Menurut Kotler (1997), jasa adalah
setiap tindakan atau perbuatan yang dapat ditawarkan oleh suatu pihak kepada
pihak lain. Pada dasarnya bersifat intangible (tidak berwujud fisik) dan tidak
menghasilkan kepemilikan sesuatu. Jasa adalah tugas atau aktivitas yang
dilakukan bagi seseorang pelanggan atau aktivitas yang dijalankan seseorang
pelanggan dengan menggunakan produk atau fasilitas organisasi (Tjiptono, 2000).
Ada empat karakteristik pada jasa yang membedakan dengan produk berwujud (Mowen,
2004), yaitu :
1.
Ketidakberwujudan
(Intangibility)
Berarti bahwa pembeli jasa tidak dapat
melihat,merasakan, mendengar, atau mencicipi suatu jasa sebelum jasa tersebut
dibeli. Jadi jasa adalah produk tidak berwujud.
2.
Tidak tahan lama
(Perishability)
Berarti jasa tidak dapat disimpan untuk
kegunaan masa depan oleh pelanggan (ada beberapa kasus yang tidak umum, yaitu
pada saat barang- barang berwujud tidak dapat disimpan).
3.
Tidak dapat
dipisahkan (Inseparability) Berarti
produsen dan pembeli jasa biasanya harus melakukan kontrak langsung pada saat
pertukaran.
4.
Heterogenitas Berarti
terdapat peluang variasi yang lebih besar pada penyelenggaraan jasa daripada
produksi produk.
Menurut Tjiptono (2000), terdapat lima
dimensi kualitas jasa :
1.
Reliabilitas
(reliability), berkaitan dengan kemampuan perusahaan untuk memberikan layanan
yang akurat sejak pertama kali tanpa membuat kesalahan apapun dan menyampaikan
jasanya sesuai dengan waktu yang disepakati.
2.
Daya tanggap (responsiveness), berkenaan dengan
kesediaan dan kemampuan para karyawan untuk membantu para pelanggan dan merespons
permintaan mereka, serta menginformasikan kapan jasa akan diberikan dan
kemudian memberikan jasa secara cepat.
3.
Jaminan (assurance), yaitu
perilaku para karyawan
mampu menumbuhkan kepercayaan pelanggan terhadap perusahaan yang bias menciptakan
rasa aman bagi para pelanggannya. Hal ini berarti para karyawan selalu bersikap
sopan dan menguasai pengetahuan dan keterampilan yang dibutuhkan untuk
menangani setiap pertanyaan atau masalah pelanggan.
4.
Empati (emphaty), berarti perusahaan memahami
masalah para pelanggannya dan bertindak demi kepentingan pelanggan. Memberikan perhatian
personal kepada para pelanggan dan memiliki jam operasi yang nyaman.
5.
Bukti fisik (tangibles), berkenaan dengan daya tarik fasilitas fisik, perlengkapan,
dan material yang digunakan perusahaan, serta penampilan karyawan.

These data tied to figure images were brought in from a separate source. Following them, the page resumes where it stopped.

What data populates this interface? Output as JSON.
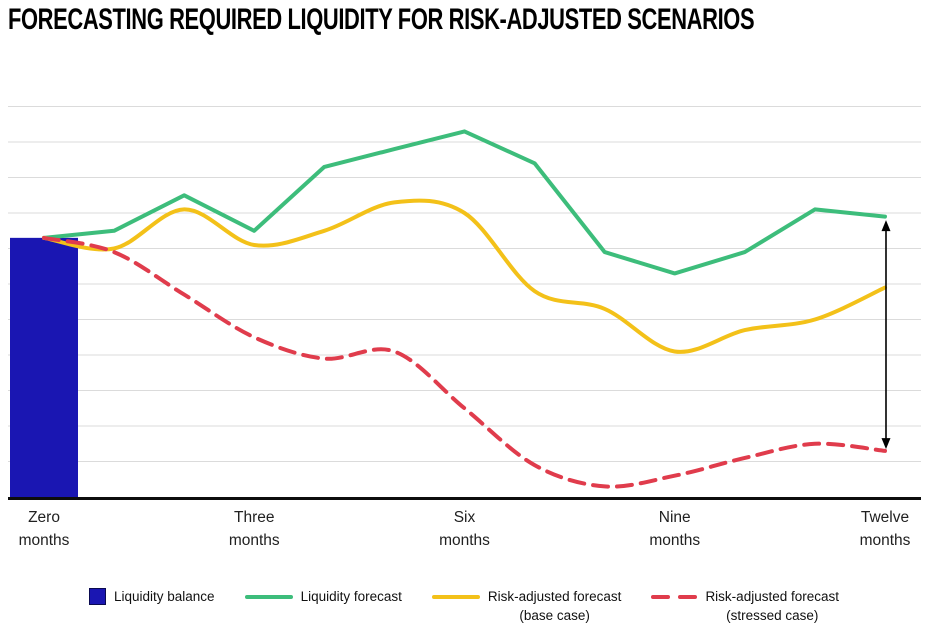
{
  "title": "FORECASTING REQUIRED LIQUIDITY FOR RISK-ADJUSTED SCENARIOS",
  "chart_data": {
    "type": "combo-bar-line",
    "x_unit": "months",
    "x_months_range": [
      0,
      12
    ],
    "x_tick_positions": [
      0,
      3,
      6,
      9,
      12
    ],
    "x_tick_labels": [
      [
        "Zero",
        "months"
      ],
      [
        "Three",
        "months"
      ],
      [
        "Six",
        "months"
      ],
      [
        "Nine",
        "months"
      ],
      [
        "Twelve",
        "months"
      ]
    ],
    "y_axis": {
      "tick_labels_visible": false,
      "gridlines": 11,
      "units_per_gridline": 10,
      "ylim": [
        0,
        112
      ],
      "baseline_value": 0
    },
    "bar": {
      "name": "Liquidity balance",
      "month": 0,
      "value": 73,
      "color": "#1A16B2"
    },
    "series": [
      {
        "name": "Liquidity forecast",
        "color": "#3DBD7B",
        "line_style": "solid",
        "smooth": false,
        "months": [
          0,
          1,
          2,
          3,
          4,
          5,
          6,
          7,
          8,
          9,
          10,
          11,
          12
        ],
        "values": [
          73,
          75,
          85,
          75,
          93,
          98,
          103,
          94,
          69,
          63,
          69,
          81,
          79
        ]
      },
      {
        "name": "Risk-adjusted forecast (base case)",
        "color": "#F3C119",
        "line_style": "solid",
        "smooth": true,
        "months": [
          0,
          1,
          2,
          3,
          4,
          5,
          6,
          7,
          8,
          9,
          10,
          11,
          12
        ],
        "values": [
          73,
          70,
          81,
          71,
          75,
          83,
          80,
          58,
          53,
          41,
          47,
          50,
          59
        ]
      },
      {
        "name": "Risk-adjusted forecast (stressed case)",
        "color": "#E03C4C",
        "line_style": "dashed",
        "smooth": true,
        "months": [
          0,
          1,
          2,
          3,
          4,
          5,
          6,
          7,
          8,
          9,
          10,
          11,
          12
        ],
        "values": [
          73,
          69,
          57,
          45,
          39,
          41,
          25,
          9,
          3,
          6,
          11,
          15,
          13
        ]
      }
    ],
    "annotation_arrow": {
      "month": 12,
      "from_value": 78,
      "to_value": 13.5,
      "style": "double-headed-vertical",
      "color": "#000000"
    },
    "gridline_color": "#DBDBDB",
    "axis_color": "#0D0D0D"
  },
  "legend": {
    "items": [
      {
        "swatch": "square",
        "color": "#1A16B2",
        "lines": [
          "Liquidity balance"
        ]
      },
      {
        "swatch": "line",
        "color": "#3DBD7B",
        "lines": [
          "Liquidity forecast"
        ]
      },
      {
        "swatch": "line",
        "color": "#F3C119",
        "lines": [
          "Risk-adjusted forecast",
          "(base case)"
        ]
      },
      {
        "swatch": "dashed-line",
        "color": "#E03C4C",
        "lines": [
          "Risk-adjusted forecast",
          "(stressed case)"
        ]
      }
    ]
  }
}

2.5 Karakteristik Sistem Pengukuran Kinerja
Dengan munculnya berbagai paradigma baru
di mana bisnis harus digerakkan oleh consumen-focused, suatu sistem pengukuran kinerja
yang efektif paling tidak harus memiliki syarat-syarat sebagai berikut (Yuwono
dkk, 2002): Didasarkan pada masing-masing aktivitas dan
karakteristik organisasi itu sendiri sesuai perspektif pelanggan; Evaluasi atas
berbagai aktivitas, mengggunakan ukuran-ukuran kinerja yang consumen-validated; Sesuai dengan
seluruh aspek kinerja aktivitas yang mempengaruhi pelanggan, sehingga
menghasilkan penilaian yang komprehensif; Memberikan umpan balik untuk membantu
seluruh anggota organisasi mengenali masalah-masalah yang mempunyai kemungkinan
untuk diperbaiki.
2.6 Balanced
Scorecard
Menurut Kaplan dan Norton (1996), Balanced Scorecard merupakan alat pengukur kinerja eksekutif yang
memerlukan ukuran komprehensif dengan empat
perspektif, yaitu perspektif keuangan, perspektif pelanggan, perspektif
bisnis internal, dan perspektif
pertumbuhan dan pembelajaran. Sementara itu Anthony, Banker, Kaplan, dan Young (1997)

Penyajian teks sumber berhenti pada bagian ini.